Circassia finds a second way to put investors’ money under threat
Business development decisions have started the clock on a financial time bomb set to go off within the next three months.
When, in 2016, Circassia’s cat allergy project crashed in the clinic the company was fortunate to have a respiratory disease pipeline to pivot to. Now, however, precisely this respiratory focus threatens to be the UK group’s undoing.
The problem stems from the COPD asset Duaklir, on which a US approval decision is due by March 31: an FDA thumbs-up would trigger a $120m payment to Astrazeneca – money Circassia at present does not have.
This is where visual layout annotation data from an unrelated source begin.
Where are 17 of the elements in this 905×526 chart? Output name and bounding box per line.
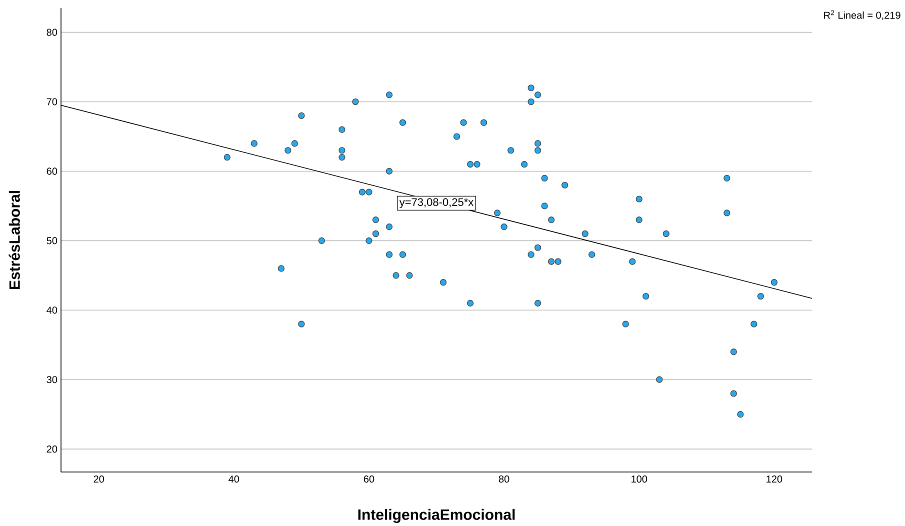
- x-tick-label: 100: [632, 476, 648, 483]
- x-tick-label: 80: [498, 476, 510, 483]
- y-tick-label: 20: [46, 446, 58, 453]
- y-axis-title: EstrésLaboral: [8, 191, 20, 290]
- y-tick-label: 50: [46, 237, 58, 244]
- x-tick-label: 60: [364, 476, 374, 483]
- text: R$^{2}$ Lineal = 0,219: [824, 10, 900, 20]
- y-tick-label: 70: [46, 98, 58, 106]
- y-tick-label: 60: [46, 168, 58, 175]
- y-tick-label: 30: [46, 376, 58, 384]
- x-tick-label: 20: [94, 476, 104, 483]
- x-tick-label: 40: [228, 476, 240, 483]
- y-tick-label: 80: [46, 28, 58, 36]
- y-tick-label: 40: [46, 306, 58, 314]
- x-axis-title: InteligenciaEmocional: [358, 508, 515, 523]
- annotation: y=73,08-0,25*x: [399, 198, 474, 208]
- x-tick-label: 120: [766, 476, 782, 483]
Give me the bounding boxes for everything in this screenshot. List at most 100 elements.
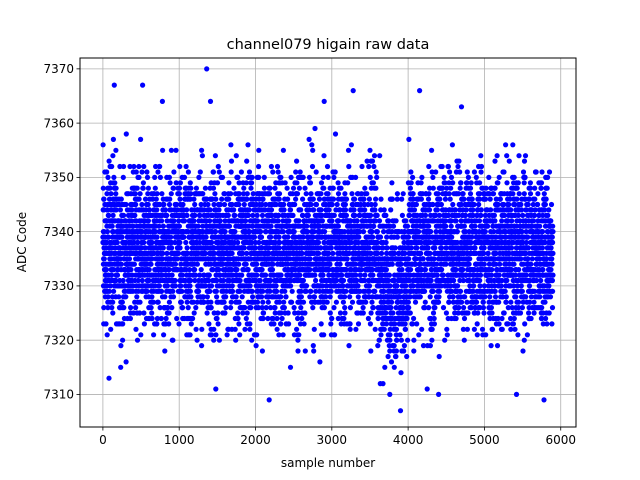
data-point xyxy=(427,294,433,300)
data-point xyxy=(355,321,362,327)
data-point xyxy=(184,299,190,305)
data-point xyxy=(388,359,395,365)
data-point xyxy=(307,256,313,262)
data-point xyxy=(370,234,376,240)
data-point xyxy=(452,207,458,213)
data-point xyxy=(328,321,334,327)
data-point xyxy=(217,218,223,224)
data-point xyxy=(344,256,350,262)
data-point xyxy=(186,267,193,273)
data-point xyxy=(399,196,405,202)
data-point xyxy=(438,201,444,208)
data-point xyxy=(234,267,240,273)
data-point xyxy=(221,201,228,208)
data-point xyxy=(405,299,411,305)
data-point xyxy=(191,218,197,224)
data-point xyxy=(430,174,436,180)
data-point xyxy=(157,163,163,170)
data-point xyxy=(245,267,251,273)
data-point xyxy=(425,196,432,202)
data-point xyxy=(173,180,179,186)
data-point xyxy=(172,277,178,284)
data-point xyxy=(104,229,110,235)
data-point xyxy=(433,169,439,175)
data-point xyxy=(208,305,214,311)
data-point xyxy=(316,196,323,202)
data-point xyxy=(166,201,173,208)
data-point xyxy=(278,272,284,278)
data-point xyxy=(166,321,172,327)
data-point xyxy=(241,201,247,208)
data-point xyxy=(355,283,361,289)
data-point xyxy=(391,364,397,370)
data-point xyxy=(320,174,326,180)
data-point xyxy=(252,245,258,251)
data-point xyxy=(422,212,429,218)
data-point xyxy=(135,277,141,284)
data-point xyxy=(297,169,303,175)
data-point xyxy=(121,163,127,170)
data-point xyxy=(341,315,347,322)
data-point xyxy=(146,267,152,273)
data-point xyxy=(294,191,301,197)
data-point xyxy=(197,212,203,218)
data-point xyxy=(454,229,460,235)
data-point xyxy=(364,191,370,197)
data-point xyxy=(383,321,390,327)
data-point xyxy=(215,310,221,316)
data-point xyxy=(330,196,337,202)
data-point xyxy=(160,245,166,251)
data-point xyxy=(120,321,126,327)
data-point xyxy=(161,332,167,338)
data-point xyxy=(219,196,225,202)
data-point xyxy=(373,169,379,175)
data-point xyxy=(274,326,280,332)
data-point xyxy=(311,207,317,213)
data-point xyxy=(408,267,414,273)
data-point xyxy=(118,343,124,349)
data-point xyxy=(394,191,400,197)
data-point xyxy=(158,288,165,294)
data-point xyxy=(411,207,418,213)
data-point xyxy=(372,326,378,332)
data-point xyxy=(211,250,217,256)
data-point xyxy=(148,305,154,311)
data-point xyxy=(216,169,222,175)
data-point xyxy=(109,163,115,170)
data-point xyxy=(368,212,374,218)
data-point xyxy=(198,267,204,273)
data-point xyxy=(477,277,483,284)
data-point xyxy=(327,261,333,267)
data-point xyxy=(261,185,267,191)
data-point xyxy=(128,305,134,311)
data-point xyxy=(272,185,278,191)
data-point xyxy=(443,310,449,316)
data-point xyxy=(208,299,214,305)
data-point xyxy=(410,174,416,180)
data-point xyxy=(393,348,399,354)
data-point xyxy=(327,310,333,316)
data-point xyxy=(313,169,319,175)
data-point xyxy=(447,196,453,202)
data-point xyxy=(192,267,198,273)
data-point xyxy=(114,272,121,278)
data-point xyxy=(220,277,227,284)
data-point xyxy=(294,326,300,332)
data-point xyxy=(276,196,282,202)
data-point xyxy=(366,196,372,202)
data-point xyxy=(471,283,477,289)
data-point xyxy=(216,207,222,213)
data-point xyxy=(172,261,179,267)
data-point xyxy=(429,147,435,153)
data-point xyxy=(226,223,233,229)
data-point xyxy=(441,174,447,180)
data-point xyxy=(192,201,198,208)
data-point xyxy=(329,201,335,208)
data-point xyxy=(422,288,428,294)
data-point xyxy=(154,234,160,240)
data-point xyxy=(455,163,461,170)
data-point xyxy=(359,163,365,170)
data-point xyxy=(337,261,343,267)
data-point xyxy=(453,218,459,224)
data-point xyxy=(240,250,246,256)
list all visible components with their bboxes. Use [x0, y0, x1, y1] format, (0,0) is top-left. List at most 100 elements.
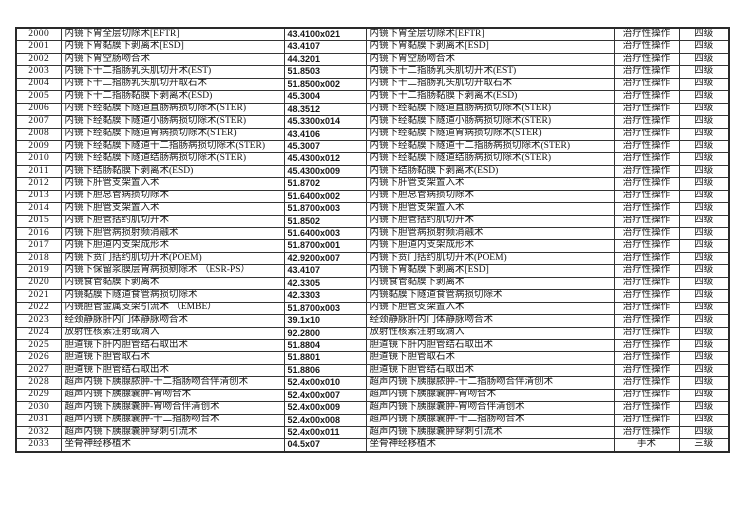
table-row: 2006 内镜下经黏膜下隧道直肠病损切除术(STER) 48.3512 内镜下经黏膜下… [15, 102, 730, 117]
row-number-cell: 2012 [15, 177, 62, 191]
standard-name-cell: 内镜下经黏膜下隧道十二指肠病损切除术(STER) [365, 139, 615, 154]
level-cell: 四级 [678, 264, 730, 278]
row-number-cell: 2004 [15, 77, 62, 92]
level-cell: 四级 [678, 115, 730, 129]
category-cell: 治疗性操作 [613, 52, 680, 67]
category-cell: 治疗性操作 [613, 301, 680, 316]
level-cell: 四级 [678, 413, 730, 428]
table-row: 2026 胆道镜下胆管取石术 51.8801 胆道镜下胆管取石术 治疗性操作 四级 [15, 351, 730, 365]
row-number-cell: 2011 [15, 164, 62, 179]
category-cell: 手术 [613, 438, 680, 453]
category-cell: 治疗性操作 [613, 351, 680, 365]
standard-name-cell: 超声内镜下胰腺囊肿-胃吻合术 [365, 388, 615, 403]
standard-name-cell: 内镜下胆总管病损切除术 [365, 189, 615, 204]
standard-name-cell: 内镜下十二指肠黏膜下剥离术(ESD) [365, 90, 615, 104]
procedure-code-cell: 51.8500x002 [283, 77, 367, 92]
level-cell: 四级 [678, 251, 730, 266]
table-row: 2030 超声内镜下胰腺囊肿-胃吻合伴清创术 52.4x00x009 超声内镜下胰腺囊… [15, 401, 730, 415]
category-cell: 治疗性操作 [613, 214, 680, 229]
table-row: 2005 内镜下十二指肠黏膜下剥离术(ESD) 45.3004 内镜下十二指肠黏膜下剥… [15, 90, 730, 104]
procedure-code-cell: 43.4107 [283, 264, 367, 278]
category-cell: 治疗性操作 [613, 326, 680, 340]
procedure-code-cell: 45.3300x014 [283, 115, 367, 129]
row-number-cell: 2025 [15, 338, 62, 353]
procedure-code-cell: 48.3512 [283, 102, 367, 117]
row-number-cell: 2007 [15, 115, 62, 129]
procedure-code-cell: 45.3007 [283, 139, 367, 154]
table-row: 2022 内镜胆管金属支架引流术 （EMBE） 51.8700x003 内镜下胆管支架… [15, 301, 730, 316]
row-number-cell: 2022 [15, 301, 62, 316]
row-number-cell: 2006 [15, 102, 62, 117]
procedure-code-cell: 52.4x00x009 [283, 401, 367, 415]
table-row: 2027 胆道镜下胆管结石取出术 51.8806 胆道镜下胆管结石取出术 治疗性操作 四级 [15, 363, 730, 378]
table-row: 2013 内镜下胆总管病损切除术 51.6400x002 内镜下胆总管病损切除术 治疗性… [15, 189, 730, 204]
row-number-cell: 2015 [15, 214, 62, 229]
category-cell: 治疗性操作 [613, 115, 680, 129]
procedure-code-cell: 43.4106 [283, 127, 367, 141]
category-cell: 治疗性操作 [613, 376, 680, 390]
level-cell: 四级 [678, 189, 730, 204]
row-number-cell: 2013 [15, 189, 62, 204]
standard-name-cell: 内镜黏膜下隧道食管病损切除术 [365, 289, 615, 303]
procedure-code-cell: 51.6400x003 [283, 226, 367, 241]
standard-name-cell: 经颈静脉肝内门体静脉吻合术 [365, 314, 615, 328]
row-number-cell: 2000 [15, 27, 62, 42]
procedure-name-cell: 胆道镜下胆管取石术 [60, 351, 285, 365]
level-cell: 四级 [678, 214, 730, 229]
standard-name-cell: 内镜下十二指肠乳头肌切开术(EST) [365, 65, 615, 79]
category-cell: 治疗性操作 [613, 202, 680, 216]
level-cell: 四级 [678, 139, 730, 154]
procedure-code-cell: 42.3303 [283, 289, 367, 303]
row-number-cell: 2008 [15, 127, 62, 141]
procedure-code-cell: 51.8801 [283, 351, 367, 365]
category-cell: 治疗性操作 [613, 425, 680, 440]
row-number-cell: 2033 [15, 438, 62, 453]
procedure-name-cell: 内镜下胃黏膜下剥离术[ESD] [60, 40, 285, 54]
level-cell: 四级 [678, 388, 730, 403]
procedure-name-cell: 放射性核素注射或滴入 [60, 326, 285, 340]
category-cell: 治疗性操作 [613, 177, 680, 191]
table-row: 2010 内镜下经黏膜下隧道结肠病损切除术(STER) 45.4300x012 内镜下… [15, 152, 730, 166]
table-row: 2021 内镜黏膜下隧道食管病损切除术 42.3303 内镜黏膜下隧道食管病损切除术治… [15, 289, 730, 303]
standard-name-cell: 内镜下经黏膜下隧道直肠病损切除术(STER) [365, 102, 615, 117]
category-cell: 治疗性操作 [613, 226, 680, 241]
table-row: 2019 内镜下保留浆膜层胃病损剜除术 （ESR-PS） 43.4107 内镜下胃黏膜… [15, 264, 730, 278]
category-cell: 治疗性操作 [613, 152, 680, 166]
procedure-name-cell: 超声内镜下胰腺囊肿-胃吻合术 [60, 388, 285, 403]
procedure-code-cell: 45.3004 [283, 90, 367, 104]
procedure-code-cell: 51.8804 [283, 338, 367, 353]
standard-name-cell: 内镜下胃全层切除术[EFTR] [365, 27, 615, 42]
procedure-table-body: 2000 内镜下胃全层切除术[EFTR] 43.4100x021 内镜下胃全层切除术[… [15, 27, 730, 453]
category-cell: 治疗性操作 [613, 251, 680, 266]
category-cell: 治疗性操作 [613, 276, 680, 291]
level-cell: 四级 [678, 326, 730, 340]
procedure-name-cell: 内镜下十二指肠乳头肌切开取石术 [60, 77, 285, 92]
table-row: 2011 内镜下结肠黏膜下剥离术(ESD) 45.4300x009 内镜下结肠黏膜下剥… [15, 164, 730, 179]
category-cell: 治疗性操作 [613, 102, 680, 117]
procedure-code-cell: 92.2800 [283, 326, 367, 340]
level-cell: 四级 [678, 226, 730, 241]
table-row: 2020 内镜食管黏膜下剥离术 42.3305 内镜食管黏膜下剥离术 治疗性操作 四级 [15, 276, 730, 291]
level-cell: 四级 [678, 177, 730, 191]
category-cell: 治疗性操作 [613, 189, 680, 204]
standard-name-cell: 内镜下胆管括约肌切开术 [365, 214, 615, 229]
row-number-cell: 2030 [15, 401, 62, 415]
table-row: 2007 内镜下经黏膜下隧道小肠病损切除术(STER) 45.3300x014 内镜下… [15, 115, 730, 129]
procedure-name-cell: 超声内镜下胰腺脓肿-十二指肠吻合伴清创术 [60, 376, 285, 390]
table-row: 2023 经颈静脉肝内门体静脉吻合术 39.1x10 经颈静脉肝内门体静脉吻合术 治疗性… [15, 314, 730, 328]
level-cell: 四级 [678, 127, 730, 141]
standard-name-cell: 内镜下胆道内支架成形术 [365, 239, 615, 253]
category-cell: 治疗性操作 [613, 363, 680, 378]
procedure-name-cell: 经颈静脉肝内门体静脉吻合术 [60, 314, 285, 328]
row-number-cell: 2028 [15, 376, 62, 390]
row-number-cell: 2017 [15, 239, 62, 253]
level-cell: 四级 [678, 425, 730, 440]
table-row: 2028 超声内镜下胰腺脓肿-十二指肠吻合伴清创术 52.4x00x010 超声内镜下… [15, 376, 730, 390]
procedure-name-cell: 内镜下胆道内支架成形术 [60, 239, 285, 253]
procedure-code-cell: 51.8700x001 [283, 239, 367, 253]
category-cell: 治疗性操作 [613, 289, 680, 303]
table-row: 2015 内镜下胆管括约肌切开术 51.8502 内镜下胆管括约肌切开术 治疗性操作 四级 [15, 214, 730, 229]
level-cell: 四级 [678, 239, 730, 253]
procedure-name-cell: 超声内镜下胰腺囊肿-十二指肠吻合术 [60, 413, 285, 428]
level-cell: 四级 [678, 289, 730, 303]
But a rejection would not get the company out of hot water either, instead making $100m payable to Astra on June 30. While Circassia argues that it has the prospect of a loan, if this does not materialise its solvency is under threat.
Duaklir came to Circassia via a 2017 deal under which Astra washed its hands of a respiratory portfolio acquired for $600m from Allergan, and which Circassia used to bolster a respiratory presence that it kicked off by buying Prosonix the previous year. With Duaklir came a US profit share on the marketed COPD drug Tudorza, and the up-front fee was an undemanding $50m in stock.
Sting in the tail
But there was a sting in the tail: the deal terms included a $100m earn-out on either Duaklir’s US approval or June 30, 2019, whichever occurred first.
That obligation might not have seemed like much in 2017, but today it is the most important element in Circassia’s investment case. After all, the company said it ended 2018 with cash, equivalents and short-term deposits of only £41m ($54m).
And it gets worse: in December, rather than focus on precisely how the looming obligation was going to be met, Circassia paid Astra another $5m for full rights to Tudorza. This put it on the hook for an extra $20m in the event of Duaklir’s US approval, taking the grand total potentially payable to Astra this month to $120m.
With a market cap at just £125m Circassia looks unlikely to pull off an equity raise. Instead the company has floated the idea of “third-party funding”, which presumably means a licensing deal or the taking on of debt. Failing that, there is also apparently the possibility of a loan facility to be provided by Astra.
Circassia pointed out to Vantage that such a loan with Astra had been agreed in principle to have a five-year repayment period, and if this comes to pass the group's immediate existence will not be under threat. But investors look likely to be hit heavily: a loss-making company gearing up its balance sheet is rarely good news, and the debt it takes on is likely to carry a punitive rate of interest.
Of course, were Duaklir and Tudorza game-changing products there might still be a way for Circassia to snatch victory from the jaws of defeat. Sadly, however, this is not the case.
When the Astra deal was done Tudorza sales were already falling, and the best that can be said is that the rate of prescription decline has slowed since then. Last year US sales amounted to only $25m, down from $80m two years earlier.
Duaklir is marketed in Europe, but in the US it has had a tortuous development path; EvaluatePharma sellside consensus is for 2024 global revenue to reach an uninspiring $203m. Astra recently launched a competing drug, the Pearl Therapeutics-derived Bevespi Aerosphere, which has disappointed.
Today Stifel analysts, who rate Circassia with a “sell”, warned that a cash crunch was coming. It is hard to judge whether being on the hook for $120m while boasting two mediocre approved drugs is less bad than facing a $100m obligation with one. Circassia investors will find out soon enough.